Out of memory errors in Ollama mean the model you are trying to run requires more VRAM than your GPU currently has available. The fix is almost always one of two things: running a smaller quantized variant of the model, or reducing the context window. This post covers both.
Check What Is Already Using Your VRAM
Before changing anything, confirm the error is actually about total capacity and not a lingering model eating up space in the background.
Run this on the host:
nvidia-smi
Look at the free memory figure.

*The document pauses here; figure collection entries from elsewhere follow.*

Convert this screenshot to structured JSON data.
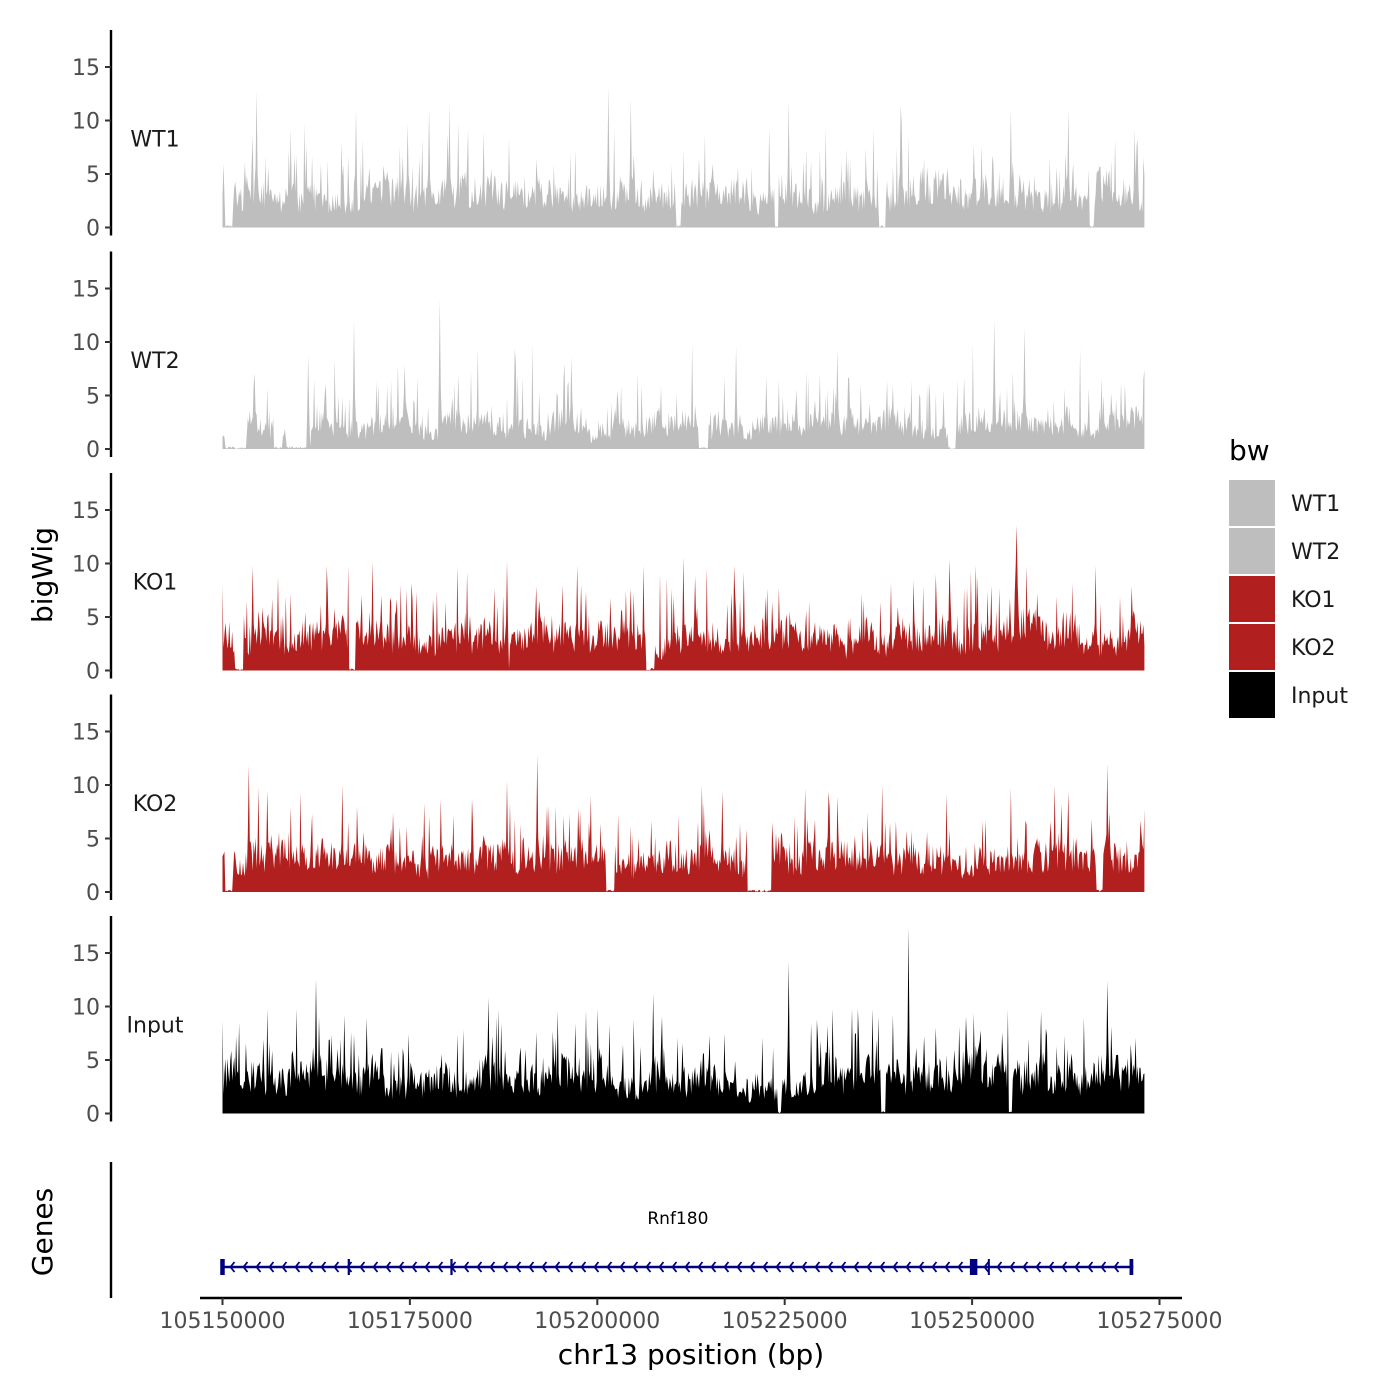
{
  "chart_data": {
    "type": "area",
    "chromosome": "chr13",
    "xlabel": "chr13 position (bp)",
    "ylabel": "bigWig",
    "genes_label": "Genes",
    "xlim": [
      105147000,
      105278000
    ],
    "x_ticks": [
      105150000,
      105175000,
      105200000,
      105225000,
      105250000,
      105275000
    ],
    "x_tick_labels": [
      "105150000",
      "105175000",
      "105200000",
      "105225000",
      "105250000",
      "105275000"
    ],
    "data_range": [
      105150000,
      105273000
    ],
    "ylim": [
      0,
      18
    ],
    "y_ticks": [
      0,
      5,
      10,
      15
    ],
    "y_tick_labels": [
      "0",
      "5",
      "10",
      "15"
    ],
    "colors": {
      "WT": "#bebebe",
      "KO": "#b21f1f",
      "Input": "#000000",
      "gene": "#000080"
    },
    "tracks": [
      {
        "name": "WT1",
        "color": "#bebebe",
        "seed": 11,
        "base": 3.6,
        "spread": 3.8,
        "peaks": [
          [
            105154500,
            12.8
          ],
          [
            105167800,
            11.0
          ],
          [
            105177500,
            11.2
          ],
          [
            105180300,
            11.6
          ],
          [
            105201500,
            13.2
          ],
          [
            105204500,
            12.0
          ],
          [
            105225500,
            11.8
          ],
          [
            105240500,
            11.4
          ],
          [
            105255200,
            11.2
          ],
          [
            105262800,
            11.1
          ]
        ],
        "gaps": [
          [
            105150300,
            105151300
          ],
          [
            105210500,
            105211200
          ],
          [
            105223600,
            105224200
          ],
          [
            105237500,
            105238500
          ],
          [
            105265700,
            105266300
          ]
        ]
      },
      {
        "name": "WT2",
        "color": "#bebebe",
        "seed": 23,
        "base": 2.6,
        "spread": 3.6,
        "peaks": [
          [
            105161500,
            8.8
          ],
          [
            105167500,
            12.0
          ],
          [
            105179000,
            14.0
          ],
          [
            105189000,
            9.4
          ],
          [
            105196500,
            8.6
          ],
          [
            105218500,
            9.6
          ],
          [
            105232000,
            9.4
          ],
          [
            105253000,
            12.2
          ],
          [
            105257000,
            11.4
          ]
        ],
        "gaps": [
          [
            105150300,
            105153200
          ],
          [
            105156800,
            105158000
          ],
          [
            105158500,
            105161800
          ],
          [
            105213500,
            105214800
          ],
          [
            105246800,
            105247800
          ]
        ]
      },
      {
        "name": "KO1",
        "color": "#b21f1f",
        "seed": 37,
        "base": 3.6,
        "spread": 3.8,
        "peaks": [
          [
            105154000,
            9.8
          ],
          [
            105170000,
            10.2
          ],
          [
            105188000,
            10.2
          ],
          [
            105197300,
            9.8
          ],
          [
            105211500,
            10.6
          ],
          [
            105219500,
            9.2
          ],
          [
            105247000,
            10.4
          ],
          [
            105250500,
            9.8
          ],
          [
            105256000,
            13.6
          ],
          [
            105266500,
            9.8
          ]
        ],
        "gaps": [
          [
            105151600,
            105152800
          ],
          [
            105166800,
            105167800
          ],
          [
            105187800,
            105188300
          ],
          [
            105206500,
            105207600
          ]
        ]
      },
      {
        "name": "KO2",
        "color": "#b21f1f",
        "seed": 41,
        "base": 3.7,
        "spread": 3.9,
        "peaks": [
          [
            105153500,
            11.8
          ],
          [
            105156000,
            9.5
          ],
          [
            105166000,
            10.0
          ],
          [
            105188000,
            10.4
          ],
          [
            105192000,
            12.8
          ],
          [
            105214000,
            10.0
          ],
          [
            105238000,
            10.0
          ],
          [
            105261000,
            10.0
          ],
          [
            105268000,
            12.0
          ]
        ],
        "gaps": [
          [
            105150300,
            105151400
          ],
          [
            105201200,
            105202300
          ],
          [
            105220000,
            105223200
          ],
          [
            105266500,
            105267500
          ]
        ]
      },
      {
        "name": "Input",
        "color": "#000000",
        "seed": 53,
        "base": 3.9,
        "spread": 4.0,
        "peaks": [
          [
            105162500,
            12.6
          ],
          [
            105185500,
            10.8
          ],
          [
            105207500,
            11.2
          ],
          [
            105225500,
            14.2
          ],
          [
            105241500,
            17.4
          ],
          [
            105268000,
            12.4
          ]
        ],
        "gaps": [
          [
            105224000,
            105224500
          ],
          [
            105237800,
            105238500
          ],
          [
            105254800,
            105255300
          ]
        ]
      }
    ],
    "gene": {
      "name": "Rnf180",
      "strand": "-",
      "start": 105150000,
      "end": 105271500,
      "exons": [
        [
          105149700,
          105150300
        ],
        [
          105166700,
          105167000
        ],
        [
          105180400,
          105180700
        ],
        [
          105249700,
          105250700
        ],
        [
          105252100,
          105252300
        ],
        [
          105271000,
          105271500
        ]
      ]
    },
    "legend": {
      "title": "bw",
      "entries": [
        {
          "label": "WT1",
          "color": "#bebebe"
        },
        {
          "label": "WT2",
          "color": "#bebebe"
        },
        {
          "label": "KO1",
          "color": "#b21f1f"
        },
        {
          "label": "KO2",
          "color": "#b21f1f"
        },
        {
          "label": "Input",
          "color": "#000000"
        }
      ]
    }
  }
}
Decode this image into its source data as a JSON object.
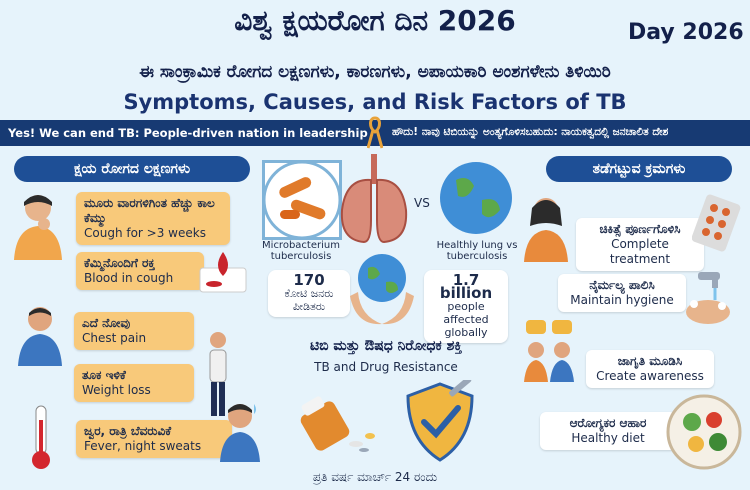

If it is lower than expected, something else is holding VRAM. Then check what Ollama itself has loaded:
ollama ps
If a model is sitting there from a previous session, stop it:
ollama stop <model_name>
Restart the Ollama service to fully clear any fragmented allocations:
sudo systemctl restart ollama
Run nvidia-smi again. If free memory is now close to your card’s full capacity, try loading the model again before making any other changes. Many OOM errors end here.
Fix 1: Switch to a Smaller Quantization
Quantization reduces model weight precision to shrink the amount of VRAM required. When you pull a model from Ollama’s library, the default tag is usually a Q4 variant, but the size still varies significantly by model family.
The error message CUDA error: out of memory after the model starts loading, it means the weights themselves do not fit. The fix is to pull a more aggressively quantized variant.
For a sense of how much VRAM each quantization level requires, here is what a 7B and 70B model looks like across the common options:
| Quantization | Approx VRAM (7B) | Approx VRAM (70B) |
|---|---|---|
| FP16 | ~14 GB | ~140 GB |
| Q8_0 | ~7 GB | ~70 GB |
| Q5_K_M | ~5 GB | ~43 GB |
| Q4_K_M | ~4.2 GB | ~36 GB |
| Q3_K_M | ~3.3 GB | ~27 GB |
| Q2_K | ~2.7 GB | ~21 GB |
Q4_K_M is the practical starting point for most consumer GPUs. If that still fails, drop to Q3_K_M. The quality loss between Q4 and Q3 is measurable but acceptable for most tasks. Q2 is a last resort noticeable degradation, but it runs.
To pull a specific quantization:
ollama pull llama3:8b-instruct-q4_K_M
For models sourced from Hugging Face, look for the GGUF tag and filter by quantization. Creators like bartowski and unsloth publish clean GGUF variants across all quantization levels. The Hugging Face GGUF model list is the fastest way to find them, filter by model name, and check available quantization tags before pulling.
Fix 2: Reduce the Context Window
If the model weights load correctly but the error appears mid-conversation, the KV cache is the likely cause. The KV cache stores attention data for every token in the current context. The longer the context, the more VRAM it consumes, and this compounds quickly at high context lengths.
The error ggml_cuda_device_malloc: out of memory during a conversation points directly at this.
Reduce the context window for the current session inside a chat:
/set parameter num_ctx 4096
To make it permanent, create a Modelfile:
FROM llama3:8b
PARAMETER num_ctx 2048
Build it:
ollama create my-model -f Modelfile
For most use cases, Q&A, coding assistance, summarising short documents of 2048 to 4096 tokens is sufficient. A 128k context is only necessary for tasks that require reasoning across very long documents in a single pass. Running it on hardware that cannot support it will crash every time.
You can also cap the context server-wide by setting an environment variable before starting Ollama:
OLLAMA_CONTEXT_LENGTH=4096 ollama serve
The Takeaway
Out of memory errors in Ollama are caused by model weights or KV cache exceeding available VRAM. Check ollama ps first to rule out a background model holding memory. If the error appears on load, pull a Q4_K_M or Q3_K_M variant instead. If it crashes mid-conversation, reduce num_ctx to 2048 or 4096.